FIG. 7 is a top view taken along the line CC of FIG. 6 for explaining the arrangement of partition walls and perforated pipes for detecting water leakage.

[Explanation of symbols]

 10, 30 impermeable structure 11 waste disposal site 12, 32 lower watertight asphalt (lower impervious layer) 13, 33 permeable asphalt layer (drainage layer) 14, 34 upper watertight asphalt (upper impermeable layer) 15, 35 Partition ridge 16 Monitoring pipe (Pipe for water leakage detection) 17,37 Section 18 Management pit 20 Bottom ground 21 Bottom part 38 Perforated pipe for monitoring (Perforated pipe for water leakage detection)

Claims (6)

[Claims] Claims: 1. Installed on the bottom ground of a waste disposal site,
A water-impervious structure for preventing sewage from leaking from the inside of the disposal site to the surrounding ground, asphalt laid over the bottom ground, a lower impermeable layer made of a pavement material such as concrete, An impermeable structure in a waste disposal site, comprising: a drainage layer provided on an upper surface of the lower impermeable layer; and an upper impermeable layer formed over the upper surface of the drainage layer. 2. The impermeable structure in a waste disposal site according to claim 1, wherein the drainage layer is made of permeable asphalt. 3. The impermeable structure in a waste disposal site according to claim 1, wherein the upper impermeable layer is made of a pavement material such as asphalt or concrete. 4. The impermeable structure in a waste disposal site according to claim 1, wherein the drainage layer is divided into a plurality of sections by a partition embankment. 5. An end of a water leakage detection pipe is disposed in each of the plurality of compartments, and the other end of the water leakage detection pipe is formed at a depth reaching a bottom surface of the waste disposal site.

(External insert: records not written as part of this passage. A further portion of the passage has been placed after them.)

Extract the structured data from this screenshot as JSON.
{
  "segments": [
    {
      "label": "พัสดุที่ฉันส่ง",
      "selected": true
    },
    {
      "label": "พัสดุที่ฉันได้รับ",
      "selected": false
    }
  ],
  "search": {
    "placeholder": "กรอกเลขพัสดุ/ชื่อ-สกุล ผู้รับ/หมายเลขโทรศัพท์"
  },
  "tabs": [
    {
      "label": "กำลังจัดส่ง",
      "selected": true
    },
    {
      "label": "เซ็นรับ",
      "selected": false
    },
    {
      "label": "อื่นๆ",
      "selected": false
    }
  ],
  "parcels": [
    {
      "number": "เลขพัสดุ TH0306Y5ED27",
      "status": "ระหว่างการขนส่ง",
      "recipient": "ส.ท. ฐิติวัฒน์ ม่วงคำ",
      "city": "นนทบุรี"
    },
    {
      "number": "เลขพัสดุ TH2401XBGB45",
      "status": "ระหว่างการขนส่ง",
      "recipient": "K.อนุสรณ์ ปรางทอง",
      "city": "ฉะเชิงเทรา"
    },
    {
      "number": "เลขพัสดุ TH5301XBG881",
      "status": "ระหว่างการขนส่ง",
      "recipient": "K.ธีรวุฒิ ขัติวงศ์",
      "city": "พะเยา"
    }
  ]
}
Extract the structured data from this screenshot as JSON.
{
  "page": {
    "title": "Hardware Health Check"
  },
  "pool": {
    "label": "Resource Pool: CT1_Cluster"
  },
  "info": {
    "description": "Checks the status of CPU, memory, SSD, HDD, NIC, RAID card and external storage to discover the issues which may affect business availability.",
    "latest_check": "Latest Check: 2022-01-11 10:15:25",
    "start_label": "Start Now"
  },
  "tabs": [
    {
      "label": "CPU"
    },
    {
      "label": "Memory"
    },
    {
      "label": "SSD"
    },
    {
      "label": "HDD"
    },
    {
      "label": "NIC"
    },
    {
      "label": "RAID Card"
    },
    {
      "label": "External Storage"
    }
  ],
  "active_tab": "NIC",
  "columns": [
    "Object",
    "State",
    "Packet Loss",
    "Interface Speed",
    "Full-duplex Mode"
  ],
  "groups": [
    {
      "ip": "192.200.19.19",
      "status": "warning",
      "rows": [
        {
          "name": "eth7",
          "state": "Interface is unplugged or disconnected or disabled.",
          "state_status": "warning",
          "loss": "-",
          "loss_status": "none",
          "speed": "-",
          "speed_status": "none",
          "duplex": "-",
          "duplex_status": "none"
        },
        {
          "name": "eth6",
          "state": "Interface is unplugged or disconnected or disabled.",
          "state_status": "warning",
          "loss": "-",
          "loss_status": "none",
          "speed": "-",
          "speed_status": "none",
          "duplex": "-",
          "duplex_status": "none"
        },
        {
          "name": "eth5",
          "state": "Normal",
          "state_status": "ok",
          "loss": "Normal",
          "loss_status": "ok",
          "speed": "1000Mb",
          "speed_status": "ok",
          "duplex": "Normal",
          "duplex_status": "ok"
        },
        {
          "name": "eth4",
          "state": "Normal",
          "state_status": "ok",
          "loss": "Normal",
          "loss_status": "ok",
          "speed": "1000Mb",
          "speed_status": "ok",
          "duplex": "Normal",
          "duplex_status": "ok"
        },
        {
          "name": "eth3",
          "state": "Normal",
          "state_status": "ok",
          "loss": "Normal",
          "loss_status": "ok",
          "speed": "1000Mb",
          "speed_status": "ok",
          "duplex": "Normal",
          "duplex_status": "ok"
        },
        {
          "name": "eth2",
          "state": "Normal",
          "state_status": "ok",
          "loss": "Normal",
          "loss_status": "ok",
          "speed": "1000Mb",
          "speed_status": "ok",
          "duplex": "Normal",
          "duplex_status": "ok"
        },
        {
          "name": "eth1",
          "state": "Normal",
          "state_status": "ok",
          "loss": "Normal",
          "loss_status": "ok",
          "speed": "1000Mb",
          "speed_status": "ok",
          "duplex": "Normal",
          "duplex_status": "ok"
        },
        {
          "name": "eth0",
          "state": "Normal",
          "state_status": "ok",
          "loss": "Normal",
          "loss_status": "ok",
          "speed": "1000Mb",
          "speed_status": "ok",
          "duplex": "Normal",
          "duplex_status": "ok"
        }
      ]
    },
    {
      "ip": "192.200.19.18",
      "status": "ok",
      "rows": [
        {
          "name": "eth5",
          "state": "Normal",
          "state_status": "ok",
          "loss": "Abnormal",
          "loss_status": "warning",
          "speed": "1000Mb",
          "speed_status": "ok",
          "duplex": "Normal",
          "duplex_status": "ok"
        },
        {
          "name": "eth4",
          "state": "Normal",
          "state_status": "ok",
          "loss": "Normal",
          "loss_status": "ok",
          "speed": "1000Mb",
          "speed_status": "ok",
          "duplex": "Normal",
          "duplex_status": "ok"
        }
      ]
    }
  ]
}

The presence or absence of water leaking into each section is detected by communicating with the management pit thus set and inspecting the quality of water flowing into the management pit via the water leak detection pipe. Impermeable structure at a waste disposal site. 6. The plurality of sections are partitioned in a state where they are communicated with the ground by partition walls extending in parallel in the same direction, and each section has at least a bottom surface of the waste disposal site from the ground. 5. The water shielding structure in a waste disposal site according to claim 4, wherein a perforated pipe for leak detection having a pore water pressure gauge therein is provided extending to a maximum depth.